It makes sense that the WW purpose-built backup appliance would be suffering. Cloud-based data gets IaaS provider DR, while cloud backup software handles day-to-day backup, and modern object storage systems optimize archiving.

Back in April of 2012, IDC produced a PBBA market analysis that predicted that the PBBA market would be $5.9 billion by the end of 2016.

Well, here we are at the end of 2016, and guess what? The PBBA market is well short of that.

How short?
Eyeballing the current stats, it looks like the IDC stats for 2016 will come in at about $3.5B, 40% below the 2012 IDC prediction.

Unlike other mature markets, it also appears that leader EMC’s share, courtesy of the Data Domain acquisition, is also drifting down from its ≈65% share in 2012 to a still dominant ≈60% in 2016. I would have expected the incumbent to pick up share as other vendors, starved for revenue, retreated.

The StorageMojo take
The cloud’s collateral damage to the legacy IT vendors continues to spread. A few billion here and a few billion there, and pretty soon you’re talking real money.

And yet, as I recently noted on ZDNet, users still overspend on IT infrastructure – both physical and virtual – by many 10s of billions of dollars every year.
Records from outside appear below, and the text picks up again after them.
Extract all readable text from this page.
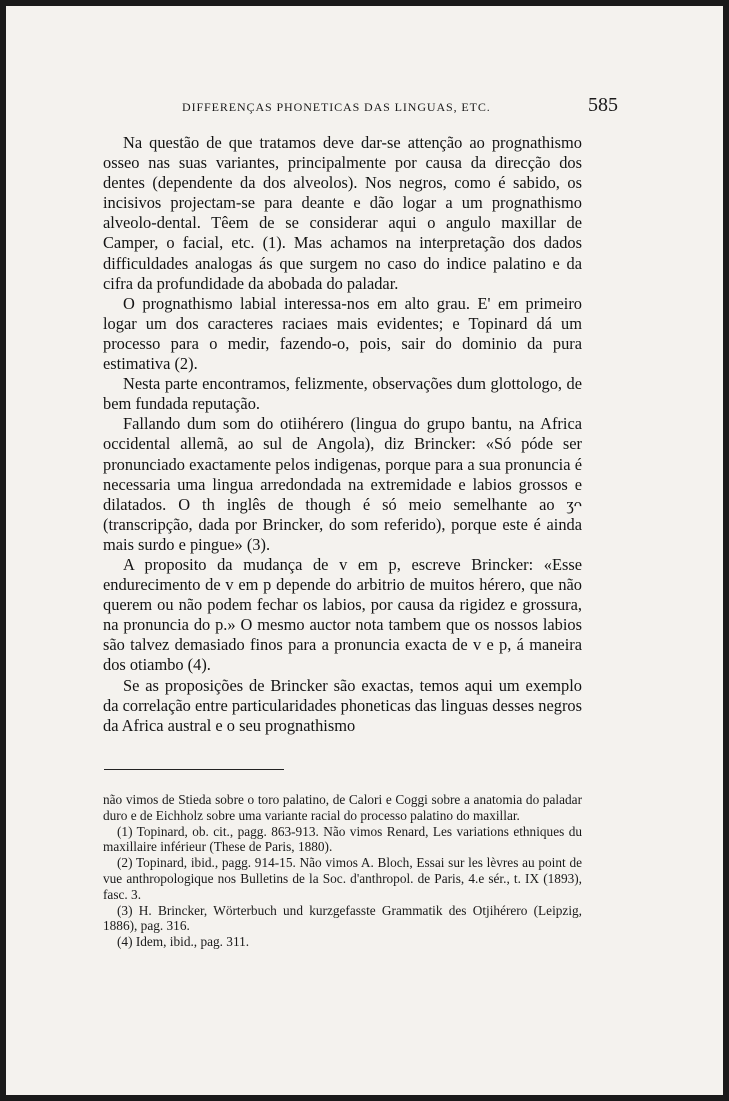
DIFFERENÇAS PHONETICAS DAS LINGUAS, ETC.	585

Na questão de que tratamos deve dar-se attenção ao prognathismo osseo nas suas variantes, principalmente por causa da direcção dos dentes (dependente da dos alveolos). Nos negros, como é sabido, os incisivos projectam-se para deante e dão logar a um prognathismo alveolo-dental. Têem de se considerar aqui o angulo maxillar de Camper, o facial, etc. (1). Mas achamos na interpretação dos dados difficuldades analogas ás que surgem no caso do indice palatino e da cifra da profundidade da abobada do paladar.

O prognathismo labial interessa-nos em alto grau. E' em primeiro logar um dos caracteres raciaes mais evidentes; e Topinard dá um processo para o medir, fazendo-o, pois, sair do dominio da pura estimativa (2).

Nesta parte encontramos, felizmente, observações dum glottologo, de bem fundada reputação.

Fallando dum som do otiihérero (lingua do grupo bantu, na Africa occidental allemã, ao sul de Angola), diz Brincker: «Só póde ser pronunciado exactamente pelos indigenas, porque para a sua pronuncia é necessaria uma lingua arredondada na extremidade e labios grossos e dilatados. O th inglês de though é só meio semelhante ao ʒᴖ (transcripção, dada por Brincker, do som referido), porque este é ainda mais surdo e pingue» (3).

A proposito da mudança de v em p, escreve Brincker: «Esse endurecimento de v em p depende do arbitrio de muitos hérero, que não querem ou não podem fechar os labios, por causa da rigidez e grossura, na pronuncia do p.» O mesmo auctor nota tambem que os nossos labios são talvez demasiado finos para a pronuncia exacta de v e p, á maneira dos otiambo (4).

Se as proposições de Brincker são exactas, temos aqui um exemplo da correlação entre particularidades phoneticas das linguas desses negros da Africa austral e o seu prognathismo

não vimos de Stieda sobre o toro palatino, de Calori e Coggi sobre a anatomia do paladar duro e de Eichholz sobre uma variante racial do processo palatino do maxillar.

(1) Topinard, ob. cit., pagg. 863-913. Não vimos Renard, Les variations ethniques du maxillaire inférieur (These de Paris, 1880).

(2) Topinard, ibid., pagg. 914-15. Não vimos A. Bloch, Essai sur les lèvres au point de vue anthropologique nos Bulletins de la Soc. d'anthropol. de Paris, 4.e sér., t. IX (1893), fasc. 3.

(3) H. Brincker, Wörterbuch und kurzgefasste Grammatik des Otjihérero (Leipzig, 1886), pag. 316.

(4) Idem, ibid., pag. 311.
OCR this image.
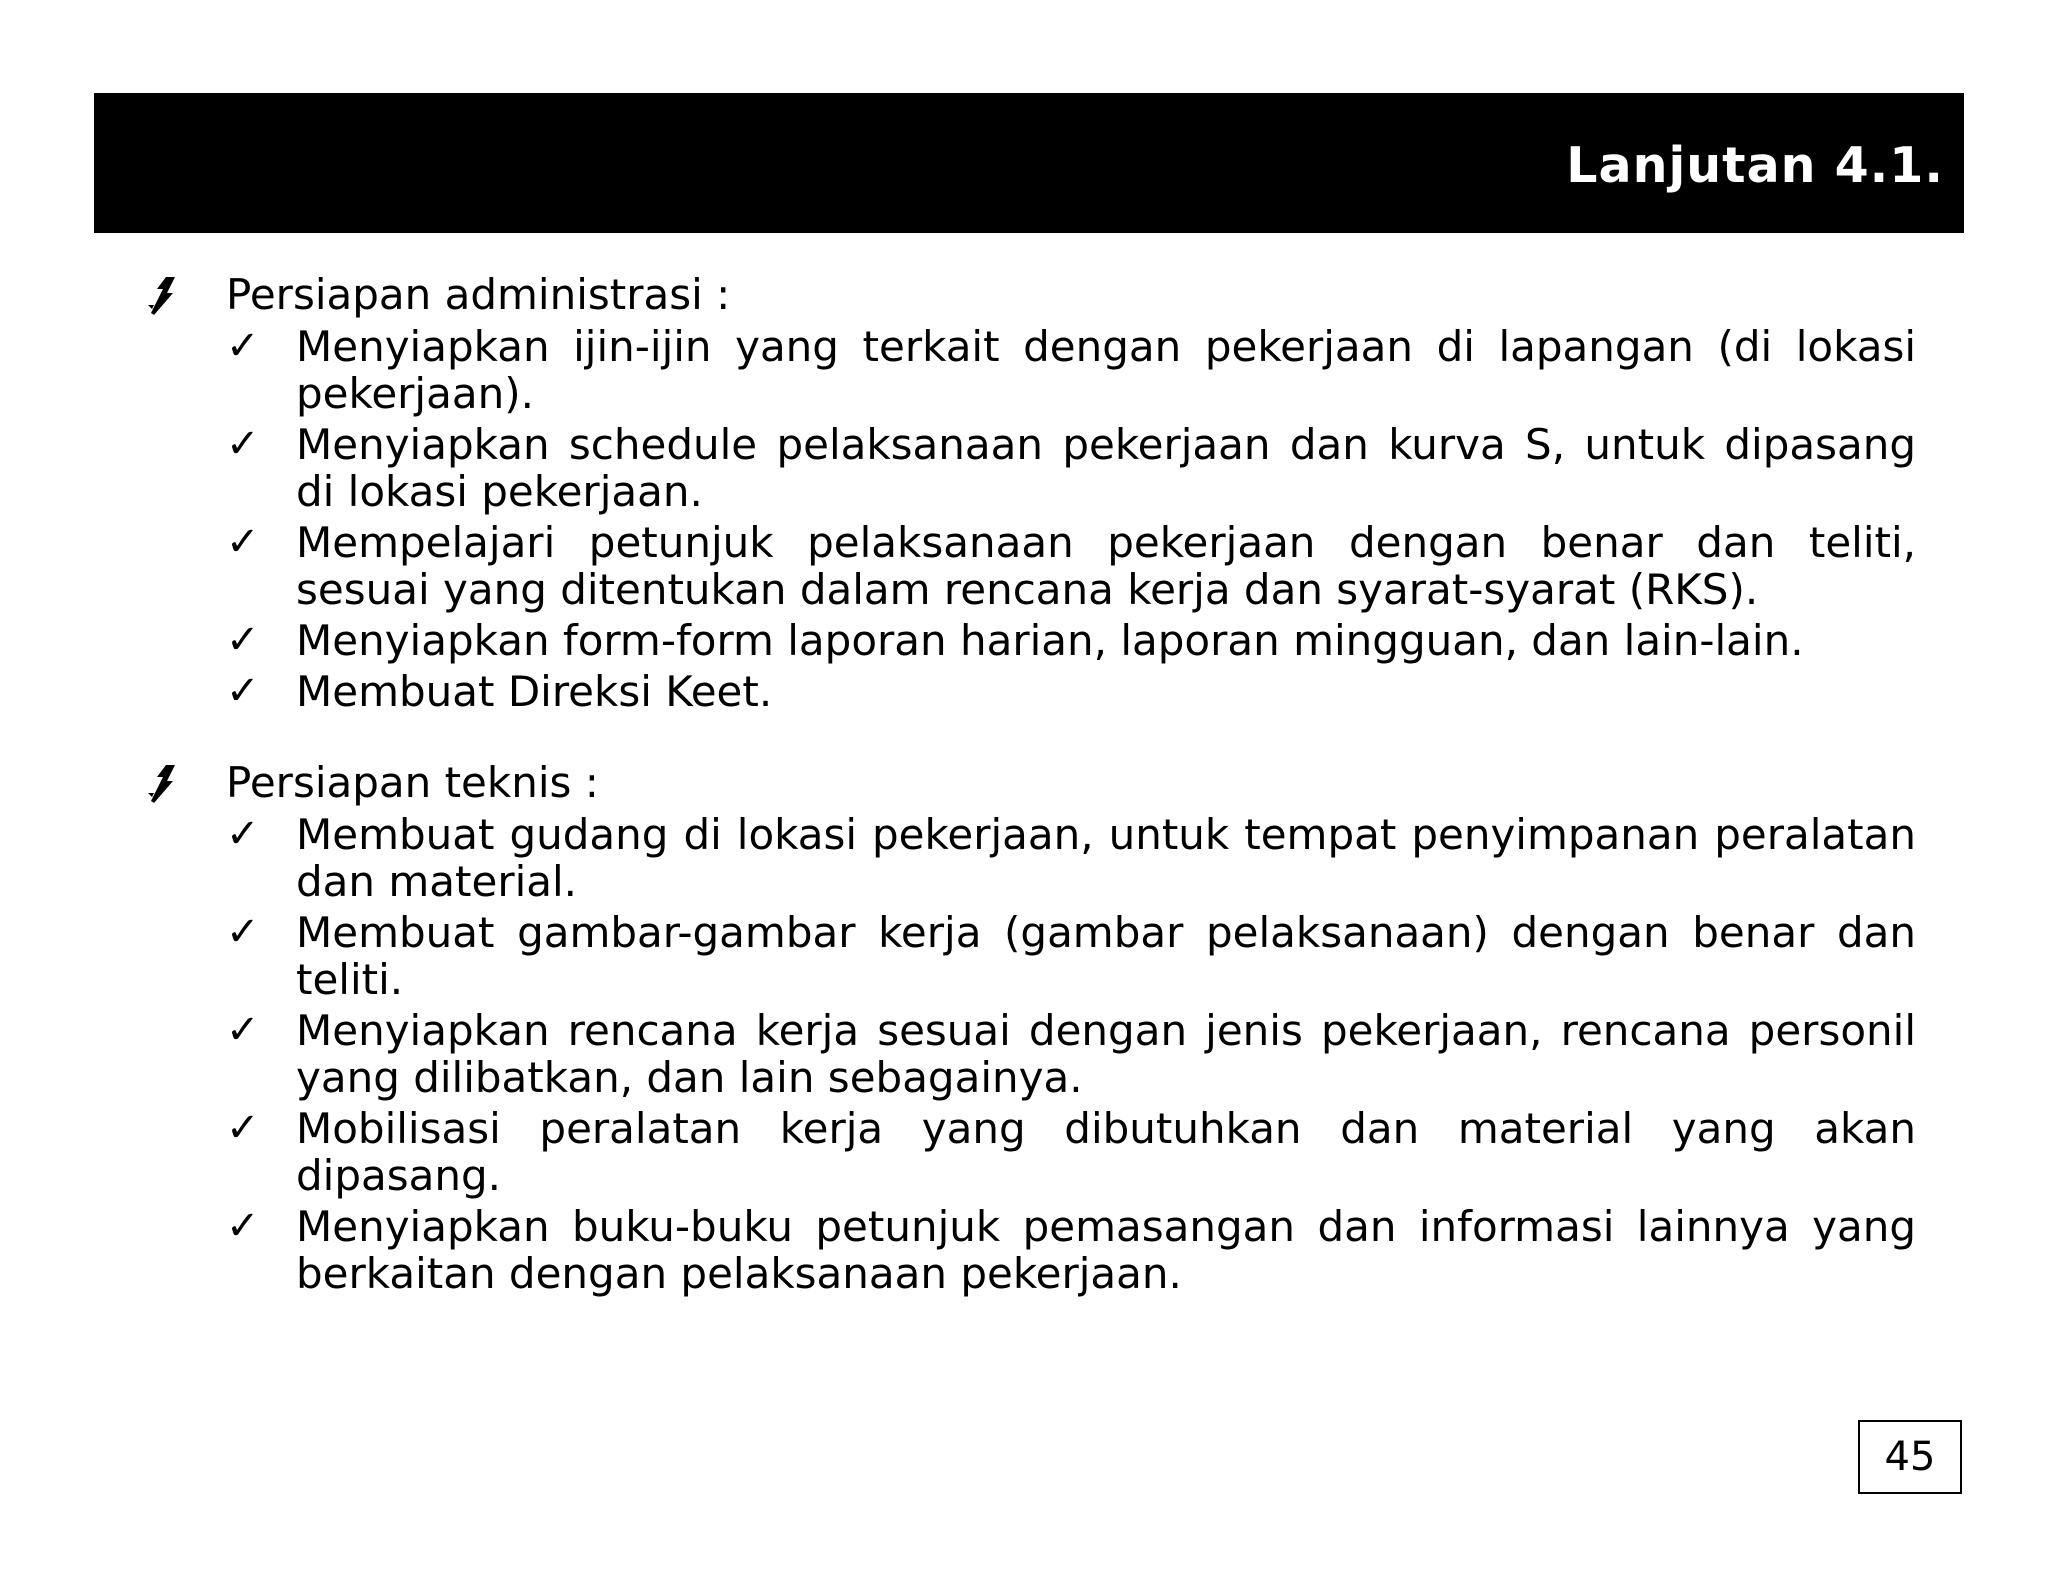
Lanjutan 4.1.
Persiapan administrasi :
✓ Menyiapkan ijin-ijin yang terkait dengan pekerjaan di lapangan (di lokasi pekerjaan).
✓ Menyiapkan schedule pelaksanaan pekerjaan dan kurva S, untuk dipasang di lokasi pekerjaan.
✓ Mempelajari petunjuk pelaksanaan pekerjaan dengan benar dan teliti, sesuai yang ditentukan dalam rencana kerja dan syarat-syarat (RKS).
✓ Menyiapkan form-form laporan harian, laporan mingguan, dan lain-lain.
✓ Membuat Direksi Keet.
Persiapan teknis :
✓ Membuat gudang di lokasi pekerjaan, untuk tempat penyimpanan peralatan dan material.
✓ Membuat gambar-gambar kerja (gambar pelaksanaan) dengan benar dan teliti.
✓ Menyiapkan rencana kerja sesuai dengan jenis pekerjaan, rencana personil yang dilibatkan, dan lain sebagainya.
✓ Mobilisasi peralatan kerja yang dibutuhkan dan material yang akan dipasang.
✓ Menyiapkan buku-buku petunjuk pemasangan dan informasi lainnya yang berkaitan dengan pelaksanaan pekerjaan.
45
With the growing transparency of IT costs – check out this CloudPhysics quarterly report, the historical and organizational forces that favor overspending are weakening.

Vendors who can show advantages in cost and efficiency are best positioned for continued slow-motion clash between on-prem and cloud infrastructure.

Courteous comments welcome, of course. Sure, the IDC forecast could have been based on silly assumptions, but I don’t think so.